Hi @Barry ,
To answer your question on whether all mothers are tested for hepatitis B, the short answer is that they are supposed to be (it is standard of care), but real-world data shows that in the US, the screening is done about 85% of the time, meaning that 15% of women are never tested. Also, transmission of hepatitis B in the womb is rare (though this can happen, especially if a procedure such as amniocentesis is performed), so for the vast majority of babies born to HBsAg positive mothers, their first exposure to the virus is at the time of birth. The rationale behind giving the vaccine at birth is that it can give the immune system enough of a boost to prevent the infection from taking hold. I actually think it’s pretty remarkable that the vaccine works as well as it does for post-exposure prophylaxis!

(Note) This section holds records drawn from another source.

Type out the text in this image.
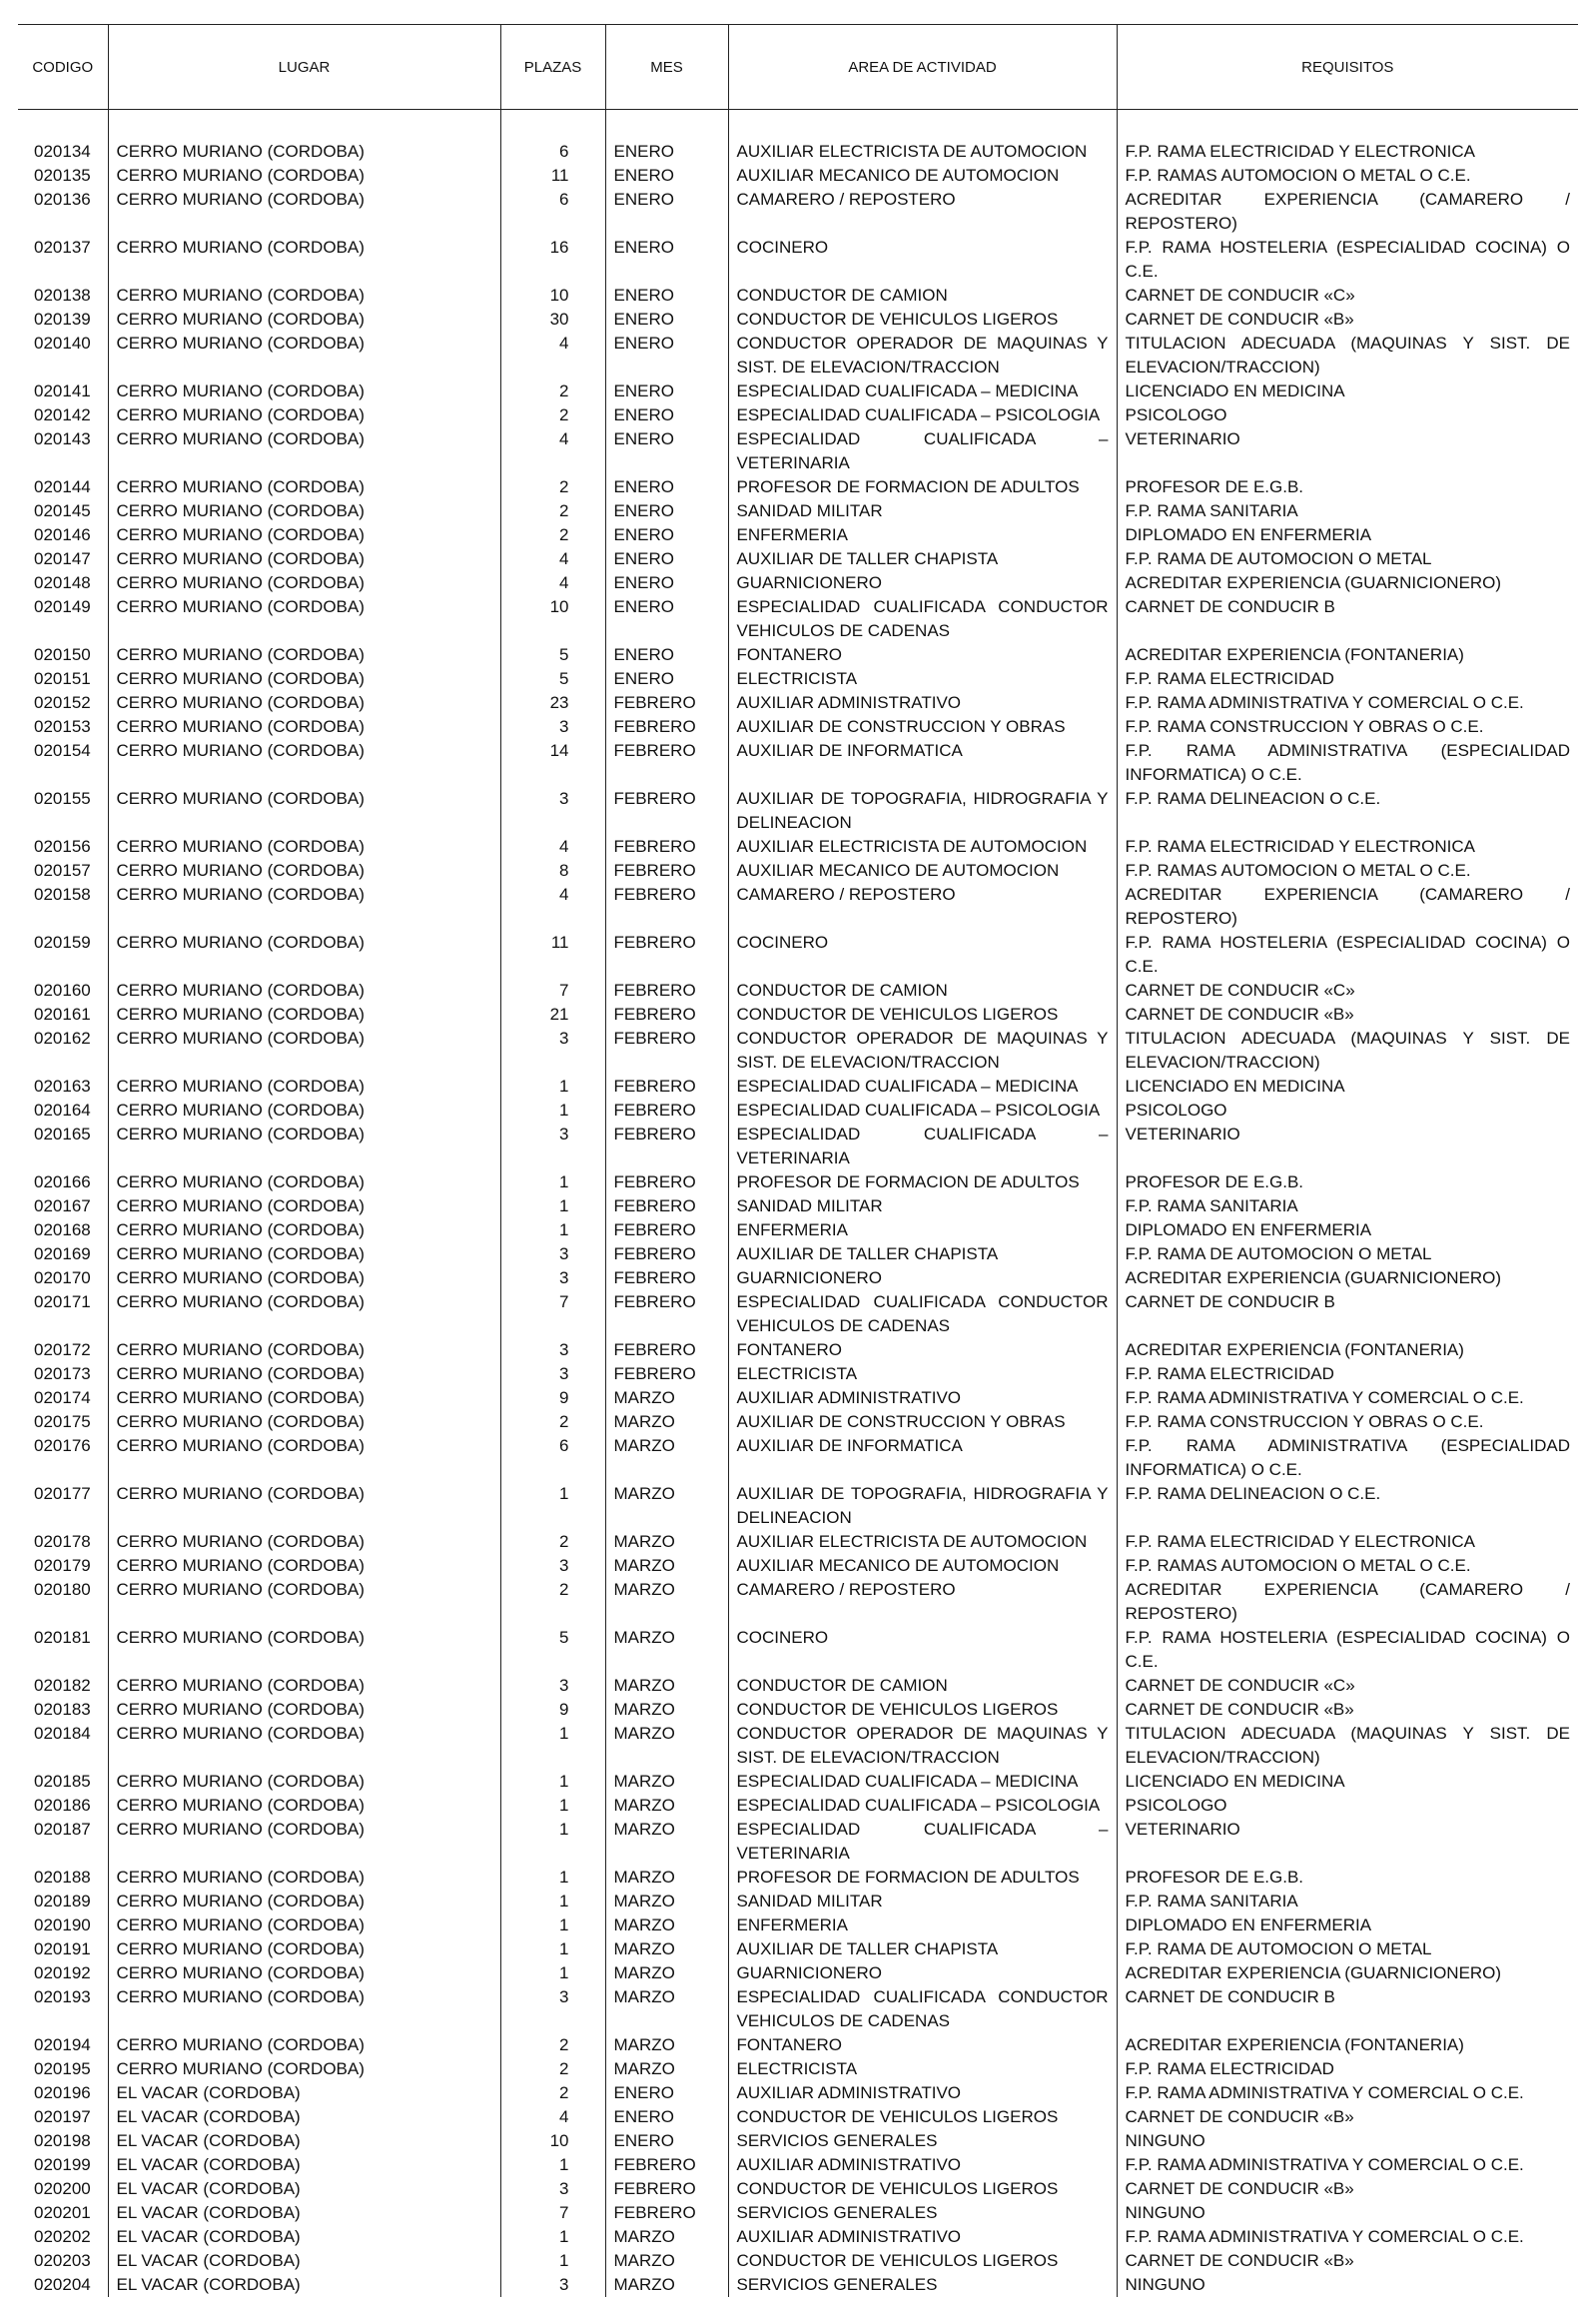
CODIGO	LUGAR	PLAZAS	MES	AREA DE ACTIVIDAD	REQUISITOS

020134	CERRO MURIANO (CORDOBA)	6	ENERO	AUXILIAR ELECTRICISTA DE AUTOMOCION	F.P. RAMA ELECTRICIDAD Y ELECTRONICA
020135	CERRO MURIANO (CORDOBA)	11	ENERO	AUXILIAR MECANICO DE AUTOMOCION	F.P. RAMAS AUTOMOCION O METAL O C.E.
020136	CERRO MURIANO (CORDOBA)	6	ENERO	CAMARERO / REPOSTERO	ACREDITAR EXPERIENCIA (CAMARERO / REPOSTERO)
020137	CERRO MURIANO (CORDOBA)	16	ENERO	COCINERO	F.P. RAMA HOSTELERIA (ESPECIALIDAD COCINA) O C.E.
020138	CERRO MURIANO (CORDOBA)	10	ENERO	CONDUCTOR DE CAMION	CARNET DE CONDUCIR «C»
020139	CERRO MURIANO (CORDOBA)	30	ENERO	CONDUCTOR DE VEHICULOS LIGEROS	CARNET DE CONDUCIR «B»
020140	CERRO MURIANO (CORDOBA)	4	ENERO	CONDUCTOR OPERADOR DE MAQUINAS Y SIST. DE ELEVACION/TRACCION	TITULACION ADECUADA (MAQUINAS Y SIST. DE ELEVACION/TRACCION)
020141	CERRO MURIANO (CORDOBA)	2	ENERO	ESPECIALIDAD CUALIFICADA – MEDICINA	LICENCIADO EN MEDICINA
020142	CERRO MURIANO (CORDOBA)	2	ENERO	ESPECIALIDAD CUALIFICADA – PSICOLOGIA	PSICOLOGO
020143	CERRO MURIANO (CORDOBA)	4	ENERO	ESPECIALIDAD CUALIFICADA – VETERINARIA	VETERINARIO
020144	CERRO MURIANO (CORDOBA)	2	ENERO	PROFESOR DE FORMACION DE ADULTOS	PROFESOR DE E.G.B.
020145	CERRO MURIANO (CORDOBA)	2	ENERO	SANIDAD MILITAR	F.P. RAMA SANITARIA
020146	CERRO MURIANO (CORDOBA)	2	ENERO	ENFERMERIA	DIPLOMADO EN ENFERMERIA
020147	CERRO MURIANO (CORDOBA)	4	ENERO	AUXILIAR DE TALLER CHAPISTA	F.P. RAMA DE AUTOMOCION O METAL
020148	CERRO MURIANO (CORDOBA)	4	ENERO	GUARNICIONERO	ACREDITAR EXPERIENCIA (GUARNICIONERO)
020149	CERRO MURIANO (CORDOBA)	10	ENERO	ESPECIALIDAD CUALIFICADA CONDUCTOR VEHICULOS DE CADENAS	CARNET DE CONDUCIR B
020150	CERRO MURIANO (CORDOBA)	5	ENERO	FONTANERO	ACREDITAR EXPERIENCIA (FONTANERIA)
020151	CERRO MURIANO (CORDOBA)	5	ENERO	ELECTRICISTA	F.P. RAMA ELECTRICIDAD
020152	CERRO MURIANO (CORDOBA)	23	FEBRERO	AUXILIAR ADMINISTRATIVO	F.P. RAMA ADMINISTRATIVA Y COMERCIAL O C.E.
020153	CERRO MURIANO (CORDOBA)	3	FEBRERO	AUXILIAR DE CONSTRUCCION Y OBRAS	F.P. RAMA CONSTRUCCION Y OBRAS O C.E.
020154	CERRO MURIANO (CORDOBA)	14	FEBRERO	AUXILIAR DE INFORMATICA	F.P. RAMA ADMINISTRATIVA (ESPECIALIDAD INFORMATICA) O C.E.
020155	CERRO MURIANO (CORDOBA)	3	FEBRERO	AUXILIAR DE TOPOGRAFIA, HIDROGRAFIA Y DELINEACION	F.P. RAMA DELINEACION O C.E.
020156	CERRO MURIANO (CORDOBA)	4	FEBRERO	AUXILIAR ELECTRICISTA DE AUTOMOCION	F.P. RAMA ELECTRICIDAD Y ELECTRONICA
020157	CERRO MURIANO (CORDOBA)	8	FEBRERO	AUXILIAR MECANICO DE AUTOMOCION	F.P. RAMAS AUTOMOCION O METAL O C.E.
020158	CERRO MURIANO (CORDOBA)	4	FEBRERO	CAMARERO / REPOSTERO	ACREDITAR EXPERIENCIA (CAMARERO / REPOSTERO)
020159	CERRO MURIANO (CORDOBA)	11	FEBRERO	COCINERO	F.P. RAMA HOSTELERIA (ESPECIALIDAD COCINA) O C.E.
020160	CERRO MURIANO (CORDOBA)	7	FEBRERO	CONDUCTOR DE CAMION	CARNET DE CONDUCIR «C»
020161	CERRO MURIANO (CORDOBA)	21	FEBRERO	CONDUCTOR DE VEHICULOS LIGEROS	CARNET DE CONDUCIR «B»
020162	CERRO MURIANO (CORDOBA)	3	FEBRERO	CONDUCTOR OPERADOR DE MAQUINAS Y SIST. DE ELEVACION/TRACCION	TITULACION ADECUADA (MAQUINAS Y SIST. DE ELEVACION/TRACCION)
020163	CERRO MURIANO (CORDOBA)	1	FEBRERO	ESPECIALIDAD CUALIFICADA – MEDICINA	LICENCIADO EN MEDICINA
020164	CERRO MURIANO (CORDOBA)	1	FEBRERO	ESPECIALIDAD CUALIFICADA – PSICOLOGIA	PSICOLOGO
020165	CERRO MURIANO (CORDOBA)	3	FEBRERO	ESPECIALIDAD CUALIFICADA – VETERINARIA	VETERINARIO
020166	CERRO MURIANO (CORDOBA)	1	FEBRERO	PROFESOR DE FORMACION DE ADULTOS	PROFESOR DE E.G.B.
020167	CERRO MURIANO (CORDOBA)	1	FEBRERO	SANIDAD MILITAR	F.P. RAMA SANITARIA
020168	CERRO MURIANO (CORDOBA)	1	FEBRERO	ENFERMERIA	DIPLOMADO EN ENFERMERIA
020169	CERRO MURIANO (CORDOBA)	3	FEBRERO	AUXILIAR DE TALLER CHAPISTA	F.P. RAMA DE AUTOMOCION O METAL
020170	CERRO MURIANO (CORDOBA)	3	FEBRERO	GUARNICIONERO	ACREDITAR EXPERIENCIA (GUARNICIONERO)
020171	CERRO MURIANO (CORDOBA)	7	FEBRERO	ESPECIALIDAD CUALIFICADA CONDUCTOR VEHICULOS DE CADENAS	CARNET DE CONDUCIR B
020172	CERRO MURIANO (CORDOBA)	3	FEBRERO	FONTANERO	ACREDITAR EXPERIENCIA (FONTANERIA)
020173	CERRO MURIANO (CORDOBA)	3	FEBRERO	ELECTRICISTA	F.P. RAMA ELECTRICIDAD
020174	CERRO MURIANO (CORDOBA)	9	MARZO	AUXILIAR ADMINISTRATIVO	F.P. RAMA ADMINISTRATIVA Y COMERCIAL O C.E.
020175	CERRO MURIANO (CORDOBA)	2	MARZO	AUXILIAR DE CONSTRUCCION Y OBRAS	F.P. RAMA CONSTRUCCION Y OBRAS O C.E.
020176	CERRO MURIANO (CORDOBA)	6	MARZO	AUXILIAR DE INFORMATICA	F.P. RAMA ADMINISTRATIVA (ESPECIALIDAD INFORMATICA) O C.E.
020177	CERRO MURIANO (CORDOBA)	1	MARZO	AUXILIAR DE TOPOGRAFIA, HIDROGRAFIA Y DELINEACION	F.P. RAMA DELINEACION O C.E.
020178	CERRO MURIANO (CORDOBA)	2	MARZO	AUXILIAR ELECTRICISTA DE AUTOMOCION	F.P. RAMA ELECTRICIDAD Y ELECTRONICA
020179	CERRO MURIANO (CORDOBA)	3	MARZO	AUXILIAR MECANICO DE AUTOMOCION	F.P. RAMAS AUTOMOCION O METAL O C.E.
020180	CERRO MURIANO (CORDOBA)	2	MARZO	CAMARERO / REPOSTERO	ACREDITAR EXPERIENCIA (CAMARERO / REPOSTERO)
020181	CERRO MURIANO (CORDOBA)	5	MARZO	COCINERO	F.P. RAMA HOSTELERIA (ESPECIALIDAD COCINA) O C.E.
020182	CERRO MURIANO (CORDOBA)	3	MARZO	CONDUCTOR DE CAMION	CARNET DE CONDUCIR «C»
020183	CERRO MURIANO (CORDOBA)	9	MARZO	CONDUCTOR DE VEHICULOS LIGEROS	CARNET DE CONDUCIR «B»
020184	CERRO MURIANO (CORDOBA)	1	MARZO	CONDUCTOR OPERADOR DE MAQUINAS Y SIST. DE ELEVACION/TRACCION	TITULACION ADECUADA (MAQUINAS Y SIST. DE ELEVACION/TRACCION)
020185	CERRO MURIANO (CORDOBA)	1	MARZO	ESPECIALIDAD CUALIFICADA – MEDICINA	LICENCIADO EN MEDICINA
020186	CERRO MURIANO (CORDOBA)	1	MARZO	ESPECIALIDAD CUALIFICADA – PSICOLOGIA	PSICOLOGO
020187	CERRO MURIANO (CORDOBA)	1	MARZO	ESPECIALIDAD CUALIFICADA – VETERINARIA	VETERINARIO
020188	CERRO MURIANO (CORDOBA)	1	MARZO	PROFESOR DE FORMACION DE ADULTOS	PROFESOR DE E.G.B.
020189	CERRO MURIANO (CORDOBA)	1	MARZO	SANIDAD MILITAR	F.P. RAMA SANITARIA
020190	CERRO MURIANO (CORDOBA)	1	MARZO	ENFERMERIA	DIPLOMADO EN ENFERMERIA
020191	CERRO MURIANO (CORDOBA)	1	MARZO	AUXILIAR DE TALLER CHAPISTA	F.P. RAMA DE AUTOMOCION O METAL
020192	CERRO MURIANO (CORDOBA)	1	MARZO	GUARNICIONERO	ACREDITAR EXPERIENCIA (GUARNICIONERO)
020193	CERRO MURIANO (CORDOBA)	3	MARZO	ESPECIALIDAD CUALIFICADA CONDUCTOR VEHICULOS DE CADENAS	CARNET DE CONDUCIR B
020194	CERRO MURIANO (CORDOBA)	2	MARZO	FONTANERO	ACREDITAR EXPERIENCIA (FONTANERIA)
020195	CERRO MURIANO (CORDOBA)	2	MARZO	ELECTRICISTA	F.P. RAMA ELECTRICIDAD
020196	EL VACAR (CORDOBA)	2	ENERO	AUXILIAR ADMINISTRATIVO	F.P. RAMA ADMINISTRATIVA Y COMERCIAL O C.E.
020197	EL VACAR (CORDOBA)	4	ENERO	CONDUCTOR DE VEHICULOS LIGEROS	CARNET DE CONDUCIR «B»
020198	EL VACAR (CORDOBA)	10	ENERO	SERVICIOS GENERALES	NINGUNO
020199	EL VACAR (CORDOBA)	1	FEBRERO	AUXILIAR ADMINISTRATIVO	F.P. RAMA ADMINISTRATIVA Y COMERCIAL O C.E.
020200	EL VACAR (CORDOBA)	3	FEBRERO	CONDUCTOR DE VEHICULOS LIGEROS	CARNET DE CONDUCIR «B»
020201	EL VACAR (CORDOBA)	7	FEBRERO	SERVICIOS GENERALES	NINGUNO
020202	EL VACAR (CORDOBA)	1	MARZO	AUXILIAR ADMINISTRATIVO	F.P. RAMA ADMINISTRATIVA Y COMERCIAL O C.E.
020203	EL VACAR (CORDOBA)	1	MARZO	CONDUCTOR DE VEHICULOS LIGEROS	CARNET DE CONDUCIR «B»
020204	EL VACAR (CORDOBA)	3	MARZO	SERVICIOS GENERALES	NINGUNO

I also think that giving the vaccine to infants is the best way for us to get high vaccine coverage rates across the population. Like you said, adults with behavioural risk factors are not coming forward to get the vaccine, because many healthy adults don’t see their doctor regularly. I also think that if we do what you’re suggesting, and do away with official recommendations, and just rely on patients to make decisions for themselves, I think that we as patients need to take responsibility for those decisions, where we can’t really blame the doctors anymore for not recommending the vaccine if it’s not part of the standard of care. That’s also why I think it’s important to prioritize vaccinating infants/children, because babies don’t have any decision-making capacity of their own, so they rely on adults to protect them.
If we assumed hypothetically that adults and children were all equally likely to have an acute infection turn chronic, I would actually agree with your suggestion to focus on vaccinating adults. But that’s not what we see from the data. I also want to add that the protection from the hepatitis B vaccine lasts for several decades (possibly lifelong, but the current vaccines have only been around for ~40 years), so it’s likely that if it had been routine when you were a child, you would still be protected today.
I am adopted from China, and grew up in Toronto, Canada. Unfortunately, Canada does not have nationwide birth dose (or even infant) vaccination, though there are multiple groups trying to push for this. I found this paper showing the cost-effectiveness of infant (and birth dose) vaccination. The analyses here estimate that there are a non-negligible number of children who are not born to HBsAg-positive mothers, who are still catching hep B before age 10. That being said, I don’t think delaying the vaccine until 2 months old is the end of the world, especially if we still continue to vaccinate babies at birth if their mothers were not tested. It actually concerns me more that the current advisory committee is suggesting that people only need one dose of the hep B vaccine and should have their antibody levels tested to see if they need more. @chari.cohen also covered that in her interview, and the data suggest that if we move forward with that approach, only about 25% of people would develop protective immunity, and that immunity also may not be long-lasting (we don’t know because there are no longitudinal studies evaluating a single dose schedule).
Sorry for the long reply, but I hope this helps.